Hitchens believed he was supporting a quick, ruthless overthrow of a sadistic, totalitarian regime. Even after it became clear that Iraq possessed no weapons of mass destruction, Hitchens maintained that the only way to be certain Saddam Hussein would never acquire them was to invade. This is certainly a nasty stain on an otherwise great reputation. This stain, however, is not a right-wing, neoconservative one. Hitchens defended the wars in Iraq and Afghanistan—however incorrect he was—from the perspective of the Left. It was possible, in other words, to stand with the Kurdish resistance and wish violently to depose Saddam without capitulating to Fox News and Dennis Prager. Christopher Hitchens agreed with his brother, Peter, when he called the Iraq war a “left-wing” one.

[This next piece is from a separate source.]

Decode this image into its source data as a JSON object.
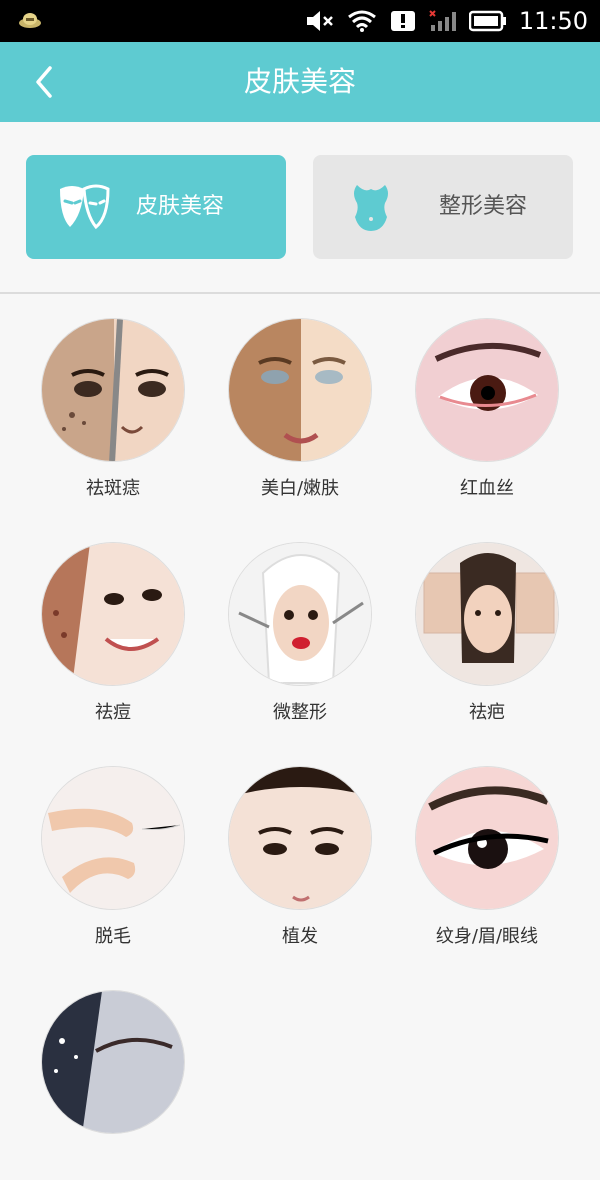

Hitchens was not a neoconservative who abandoned his left-wing principles. He supported universal healthcare, the European Union, and the North Atlantic Treaty Organization. He believed liberal values did not have borders, and he embraced internationalism. He despised invocations of nation, tribe, and faith. He never made vague references to “tradition.” He preferred it when Americans were not chanting “USA! USA!” He had no interest in sports culture. He opposed the war on drugs. He was a self-described “anti-theist.” He was neither culturally nor intellectually conservative. “He seeks, not only the most difficult position,” Martin Amis wrote of Hitchens, “but the most difficult position for Christopher Hitchens.” It is impressive that someone so singular could advocate strongly, uniquely, for a global approach.
Conclusion
Johnson knows when to speak up and correct the historical record and when to quiet down and let Hitchens take over. He convinces the reader that if the Left adopted how Hitchens thought—rather than what Hitchens thought—we would have a stronger, better democracy. The book is well-researched, and the prose is transparent. It is undoubtedly the founding text for future books about Hitchens.
Riley Moore is a student at Royal Holloway, University of London studying English and Philosophy. He is also a freelance writer, having previously contributed at Quillette, Royal Halloway’s The Founder, and other publications.